Among the guitars and piano on the album she also plays violin, double bass, accordion and, for the first time, the harp. She even whistles some birdsong.

Recorded entirely on analogue equipment in short bursts throughout spring last year, the idea was to capture the energy of playing live.

“Nothing is digital or sterile; it’s golden and human. We recorded everything live and not to click and captured something that I’ve never managed in a studio before - the magic of live performance.”

Composed by her over the past four years and recently mastered in San Francisco by the legendary George Horn - who has been cutting vinyl since the 1960s for musicians including Paul Simon, Sly and The Family Stone, Bob Dylan and John Coltrane - the album feels like a natural progression. It helps that she hasn’t been in the spotlight, allowing her to develop and create her sound on her terms.

“No one’s been interfering so that’s been an amazing sort of process of self-discovery and a luxury in today’s musical climate. I think if you get signed when you’re very young you don’t get to really develop yourself, you’re in the spotlight, it can be very stressful. Being able to quietly get on with developing I feel the album’s totally ready and I can go ‘tah da’,” she laughs.

Talk To Strangers, she hopes, is just the beginning of a long career.

“I feel like I’ve found my sound and it’s the beginning of another exploration; I feel like I’ll still be writing songs when I’m a granny,” laughs Bevan, whose first single from the album, The Machine, available with an Ed Harcourt remix featuring rapper Fem Fel, was released earlier this month.
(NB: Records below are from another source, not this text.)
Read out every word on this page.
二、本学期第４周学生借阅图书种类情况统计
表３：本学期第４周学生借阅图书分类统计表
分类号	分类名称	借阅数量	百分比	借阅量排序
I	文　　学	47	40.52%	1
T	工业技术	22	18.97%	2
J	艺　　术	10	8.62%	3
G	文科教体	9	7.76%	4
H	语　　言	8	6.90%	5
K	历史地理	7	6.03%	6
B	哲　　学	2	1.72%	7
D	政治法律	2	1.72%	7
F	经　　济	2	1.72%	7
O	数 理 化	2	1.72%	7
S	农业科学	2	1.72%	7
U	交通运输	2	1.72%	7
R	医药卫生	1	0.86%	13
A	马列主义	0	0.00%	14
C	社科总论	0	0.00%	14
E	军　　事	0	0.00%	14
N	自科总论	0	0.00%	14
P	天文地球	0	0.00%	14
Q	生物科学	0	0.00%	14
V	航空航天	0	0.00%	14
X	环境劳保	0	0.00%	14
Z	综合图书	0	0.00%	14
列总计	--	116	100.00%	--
Described as “pop in disguise”, it’s littered with book and film references.

“I love clever, interesting pop and I adore storytelling. It’s important to me no words are wasted. I write about real things that have happened to me or my friends. I try to find the focus of a story and work from there.

“My writing process is really an attempt to understand who I am and how not to be walked over in the world – as a woman, as a shy person, as someone doing something different. I’d say it’s about finding myself, if that didn’t sound so terribly cheesy.”

She plays The Angel, Woodbridge, tomorrow night; Compact Music, Sudbury, April 19 and will be supporting Ruarri Joseph at the Cambridge Junction on May 3.